BMCR 2003.09.35

Following Hadrian: A Second-Century Journey Through the Roman Empire

, Following Hadrian : a second century journey through the Roman Empire. Oxford: Oxford University Press, 2003. 1 online resource (xx, 328 pages) : illustrations, map. ISBN 9780199771868. $28.00.

Readers may fairly expect from any work on the classical past articulate and incisive analysis, or, in the case of books intended for a more popular audience, vivid and detailed description. The best works tend to provide both. Rather than either of these, Speller’s book offers an impressionistic reflection on the reign of Hadrian. Impressions of the ancient world certainly form the background to some of the most compelling arguments and absorbing recreations, to say nothing of many enjoyable novels, but left to stand on their own, as they are in ‘Following Hadrian’, those impressions seem rather naked.

All but one of the chapters of ‘Following Hadrian’ follow the same pattern. Each begins with a brief ‘excerpt’ from the fictional memoirs of Julia Balbilla, a member of the royal house of Commagene and poet who was, in fact, a member of the court of Hadrian. While S.’s fragmentary contributions to the illustrious sub-genre of imagined Roman autobiography do not stray far from the information found in the sources, they have the ring of the twenty-first, not the second, century. The bulk of each chapter comprises a fairly straightforward account of some incident or period in the life of Hadrian, interspersed with speculation on the influence or effect upon the emperor’s character and inner life. Most of what S. includes in these treatments is to be found in the ancient texts and basic studies (although S. provides only sporadic references), but as it is collected in her work it comes across a bit blurred and somewhat undigested. The coverage of these chapter-by-chapter accounts is uneven; they skim briefly over Hadrian’s travels in the western provinces and swirl around his time in Egypt and the death of Antinous. S. does, however, recognize the importance of the formative years before Hadrian became emperor, dedicating a whole chapter to this period. It is, therefore, surprising that she does not dwell at greater length on Hadrian’s own choice of heirs and his relation to these men. The conclusion to each chapter is in the form of an impersonal travelogue with melancholy descriptions of the present state of the places Hadrian visited and the faded grandeur of the material — almost entirely architectural — remains of his rule. Any of these three elements, fictional memoir, popular biography, travelogue, might have been on its own the material for a fine book, but served up here piecemeal and then jostled together they seem incomplete and insubstantial.
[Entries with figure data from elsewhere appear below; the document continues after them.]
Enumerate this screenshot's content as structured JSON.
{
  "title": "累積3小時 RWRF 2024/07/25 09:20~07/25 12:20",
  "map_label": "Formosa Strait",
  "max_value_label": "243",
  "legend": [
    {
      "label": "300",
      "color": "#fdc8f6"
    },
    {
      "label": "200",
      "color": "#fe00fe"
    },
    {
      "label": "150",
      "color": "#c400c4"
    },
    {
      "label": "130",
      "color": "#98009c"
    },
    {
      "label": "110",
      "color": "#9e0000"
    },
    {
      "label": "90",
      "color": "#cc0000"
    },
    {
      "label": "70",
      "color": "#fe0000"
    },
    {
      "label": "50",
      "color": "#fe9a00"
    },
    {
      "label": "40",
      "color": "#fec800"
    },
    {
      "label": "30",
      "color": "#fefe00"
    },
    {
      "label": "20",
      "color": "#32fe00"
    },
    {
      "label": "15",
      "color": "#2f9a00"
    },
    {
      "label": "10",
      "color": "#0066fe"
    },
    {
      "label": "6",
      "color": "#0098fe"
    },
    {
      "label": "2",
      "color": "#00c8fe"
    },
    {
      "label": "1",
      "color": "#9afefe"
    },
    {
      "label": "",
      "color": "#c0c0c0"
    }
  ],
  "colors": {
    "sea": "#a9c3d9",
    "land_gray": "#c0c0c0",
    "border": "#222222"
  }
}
Perhaps part of the problem with this book stems from its author’s disdain for the scientific approach to history, to which she gives voice in the preface (xiii): “Our present insistence on a history well secured in original sources — on the supremacy of facts — derives from the growth of scientific disciplines in the nineteenth century and an optimistic illusion that there existed a clear record of the past to be retrieved by diligent scholars.” Of course, the scientific approach is not a misguided effort to reduce and appropriate the past by establishing a set of facts, but it is rather a methodology which gives scholars a modus operandi in the process of moving toward the most likely interpretation of evidence and the most likely reconstruction of past events and past environments. The scientific approach might have provided S.’s book with some much needed structure and clarity.

The results of a vigorous editorial process and high scholarly standards have been evident in every other book produced by the Oxford University Press that I have read; this is an exception. One hears rumours that academic presses are eager to break into the market for ‘narrative non-fiction’ or ‘lyric history’, accounts of actual events which give free reign to all of the devices of fiction, as well as the author’s imagination. There is an ominous possibility that ‘Following Hadrian’ might represent the sort of superficially marketable book which academic presses will demand in the future.